Objective Current stroke risk schemes need improvement of predictive value in patients with atrial fibrillation. Transoesophageal echocardiography (TEE) may facilitate stroke risk assessment in such patients and guide antithrombotic treatment.

Methods We randomised 238 patients with non-valvular atrial fibrillation and a moderate stroke risk to aspirin or adjusted vitamin K antagonist therapy after TEE had ruled out thrombogenic features in the atria and aorta. The primary outcome was a composite of stroke, major bleeding, peripheral embolism and all-cause mortality.

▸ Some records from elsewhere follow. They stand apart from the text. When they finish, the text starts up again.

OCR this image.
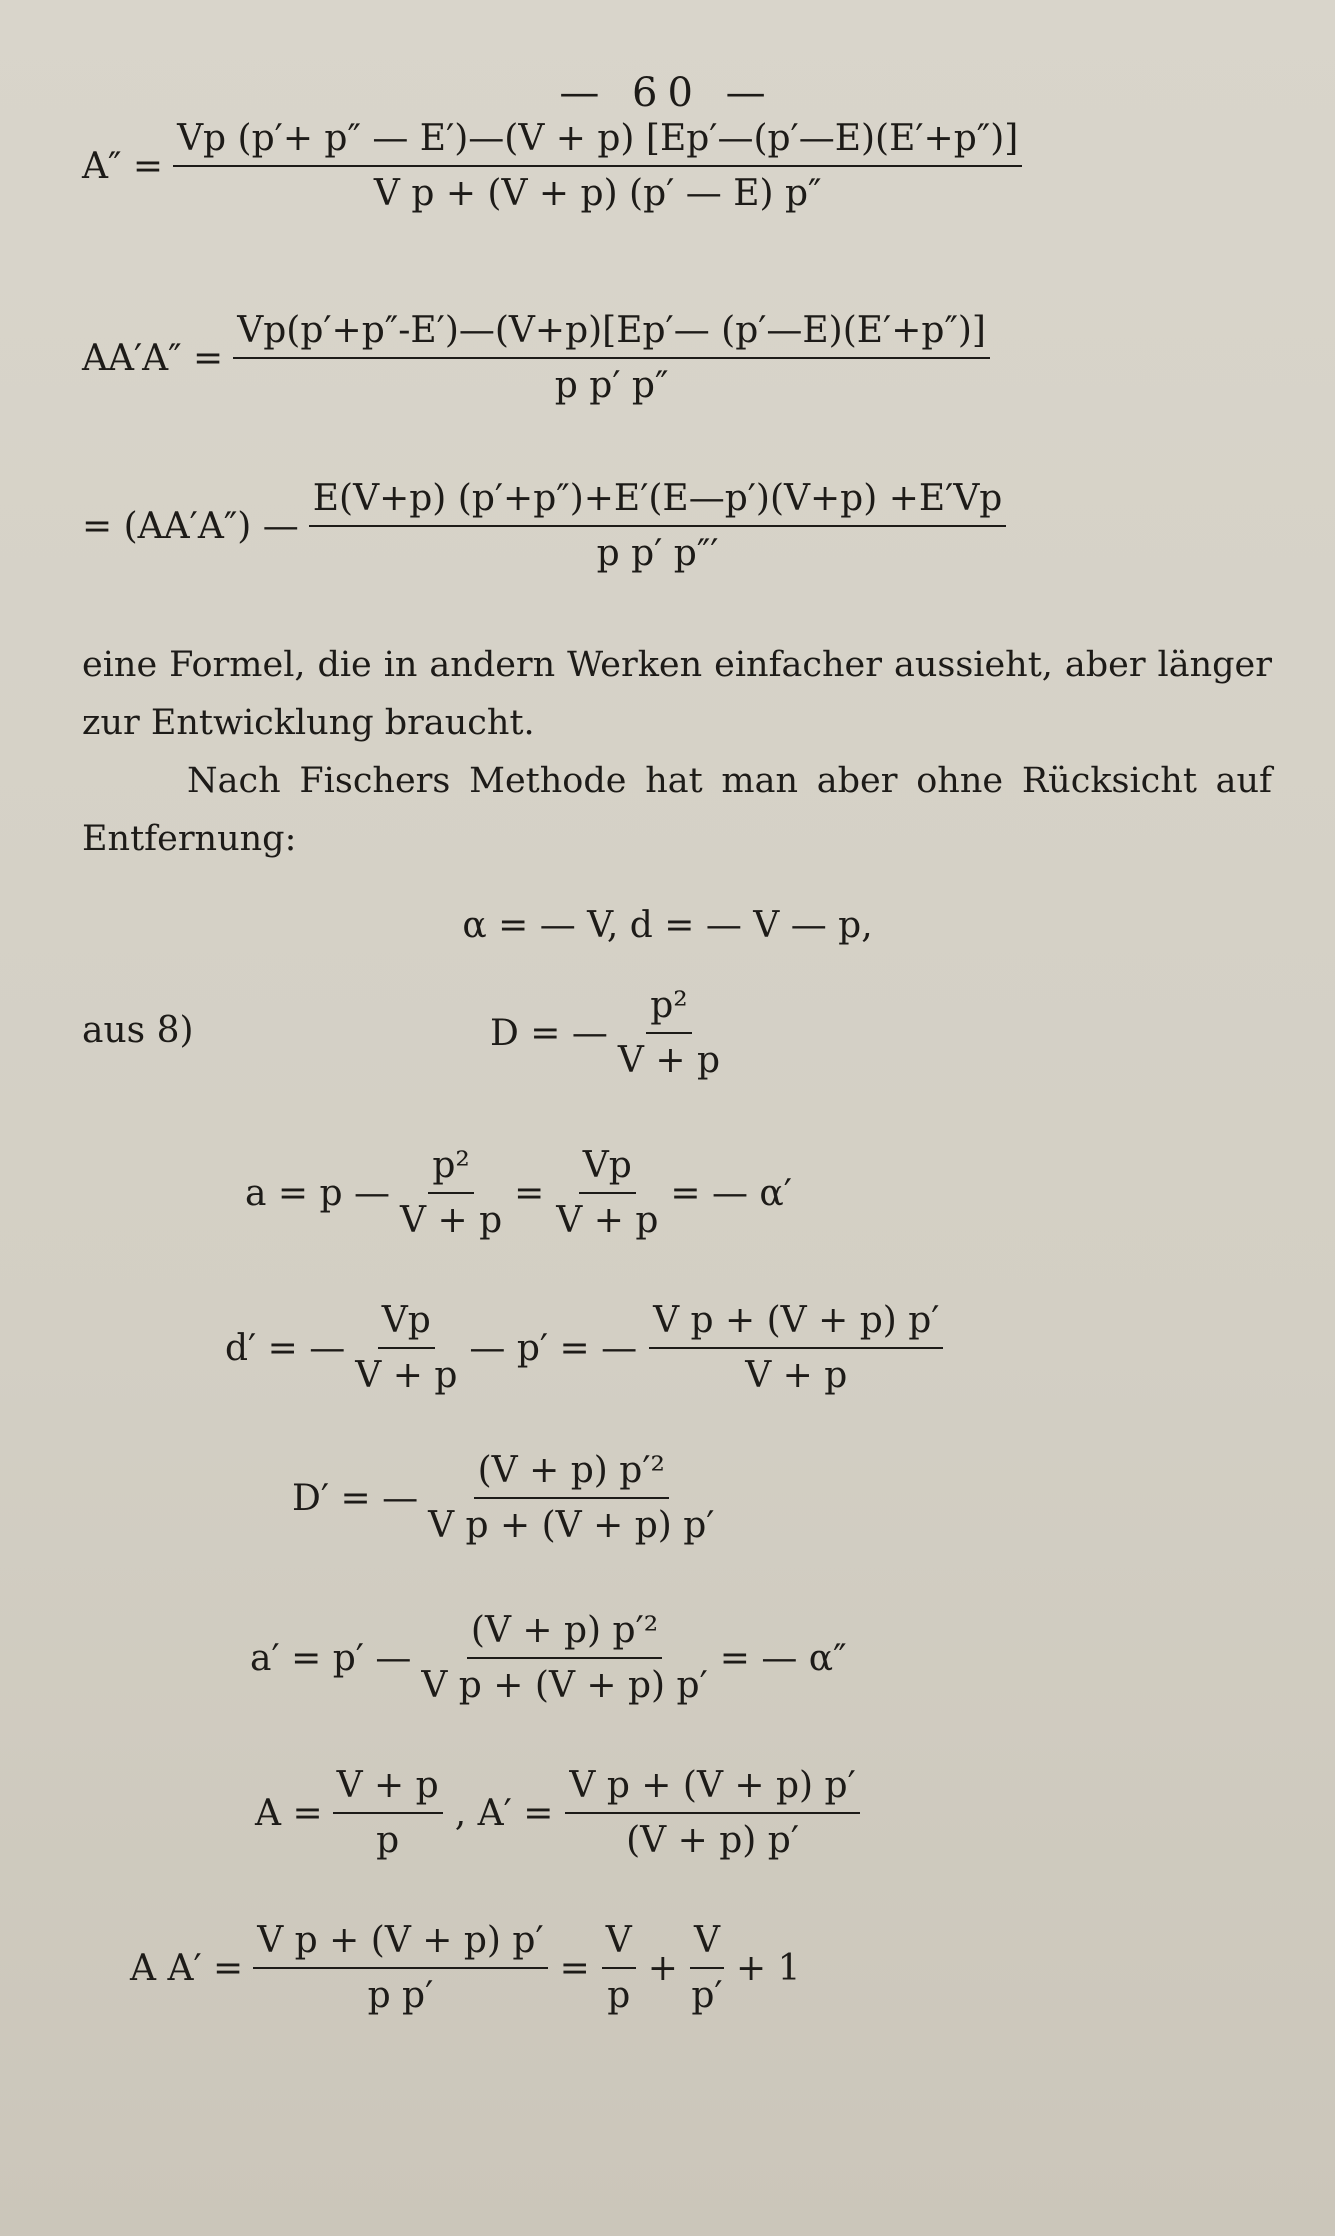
— 60 —
$A'' = \frac{Vp (p'+ p'' — E')—(V + p) [Ep'—(p'—E)(E'+p'')]}{\text{V p + (V + p) (p′ — E) p″}}$
$AA'A'' = \frac{Vp(p'+p''-E')—(V+p)[Ep'— (p'—E)(E'+p'')]}{\text{p p′ p″}}$
= (AA′A″) — $\frac{E(V+p) (p'+p'')+E'(E—p')(V+p) +E'Vp}{\text{p p′ p″′}}$

eine Formel, die in andern Werken einfacher aussieht, aber länger zur Entwicklung braucht.

Nach Fischers Methode hat man aber ohne Rücksicht auf Entfernung:

α = — V, d = — V — p,
aus 8)	D = — $\frac{\text{p²}}{V + p}$
a = p — $\frac{\text{p²}}{V + p} = \frac{Vp}{V + p}$ = — α′
d′ = — $\frac{Vp}{V + p}$ — p′ = — $\frac{\text{V p + (V + p) p′}}{V + p}$
D′ = — $\frac{\text{(V + p) p′²}}{\text{V p + (V + p) p′}}$
a′ = p′ — $\frac{\text{(V + p) p′²}}{\text{V p + (V + p) p′}}$ = — α″
$A = \frac{V + p}{p}$ , $A' = \frac{\text{V p + (V + p) p′}}{(V + p) p'}$
A $A' = \frac{\text{V p + (V + p) p′}}{\text{p p′}} = \frac{V}{p} + \frac{V}{p'} + 1$
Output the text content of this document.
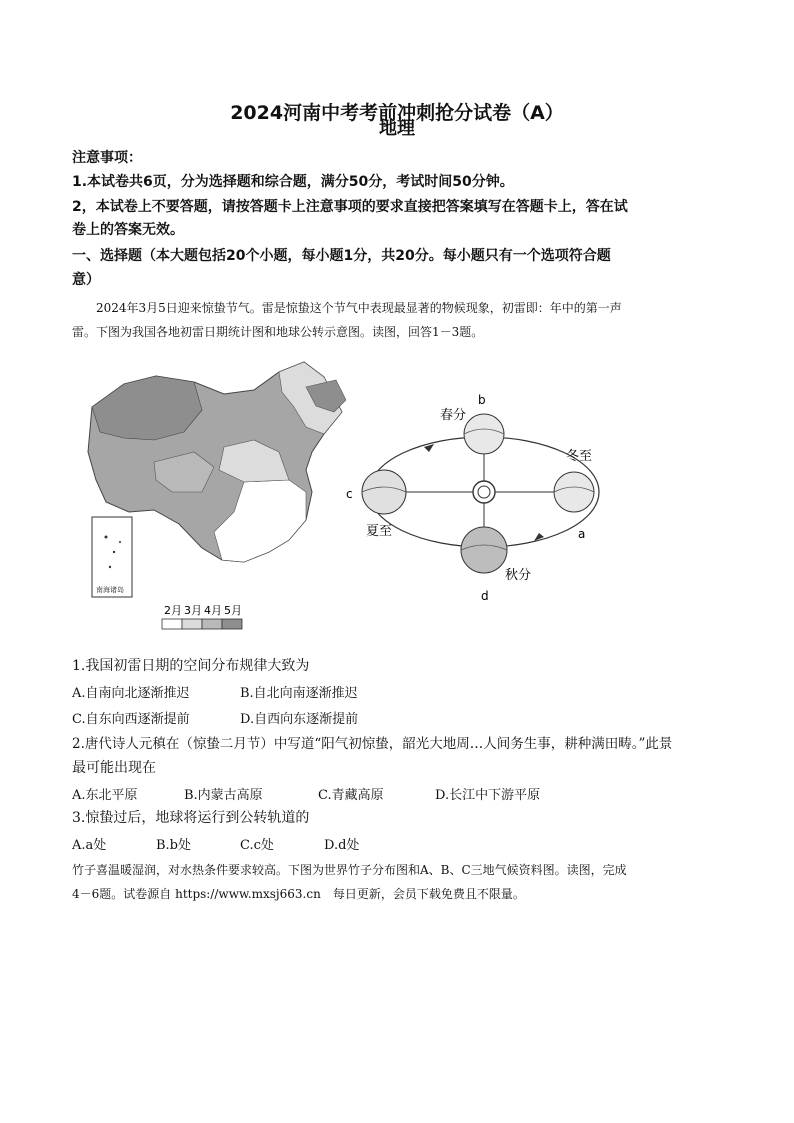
2024河南中考考前冲刺抢分试卷（A）
地理
注意事项：
1.本试卷共6页，分为选择题和综合题，满分50分，考试时间50分钟。
2，本试卷上不要答题，请按答题卡上注意事项的要求直接把答案填写在答题卡上，答在试
卷上的答案无效。
一、选择题（本大题包括20个小题，每小题1分，共20分。每小题只有一个选项符合题
意）
2024年3月5日迎来惊蛰节气。雷是惊蛰这个节气中表现最显著的物候现象，初雷即：年中的第一声
雷。下图为我国各地初雷日期统计图和地球公转示意图。读图，回答1－3题。
南海诸岛
2月 3月 4月 5月
b
春分
冬至
a
c
夏至
秋分
d
1.我国初雷日期的空间分布规律大致为
A.自南向北逐渐推迟	B.自北向南逐渐推迟
C.自东向西逐渐提前	D.自西向东逐渐提前
2.唐代诗人元稹在（惊蛰二月节）中写道“阳气初惊蛰，韶光大地周…人间务生事，耕种满田畴。”此景
最可能出现在
A.东北平原	B.内蒙古高原	C.青藏高原	D.长江中下游平原
3.惊蛰过后，地球将运行到公转轨道的
A.a处	B.b处	C.c处	D.d处
竹子喜温暖湿润，对水热条件要求较高。下图为世界竹子分布图和A、B、C三地气候资料图。读图，完成
4－6题。试卷源自 https://www.mxsj663.cn　每日更新，会员下载免费且不限量。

Results Mean CHA2DS2-VASc score was 2.1±1.1. The incidences of the composite primary outcome at a mean follow-up of 1.6 years were 3.2% (2.02% per year) in the aspirin group compared to 6.1% (3.84% per year) in the vitamin K antagonists group with an absolute advantage of 2.9 percentage points. Aspirin was non-inferior to vitamin K antagonists (p<0.0001) because the upper limit of the 90% CI did not exceed the 7% absolute difference in event rate between the two treatment arms.

Conclusions This hypothesis-generating pilot trial has found that TEE may be used for refinement of stroke risk in paroxysmal atrial fibrillation patients. A larger trial is needed to confirm these data. (ClinicalTrials.gov number NTC00224757).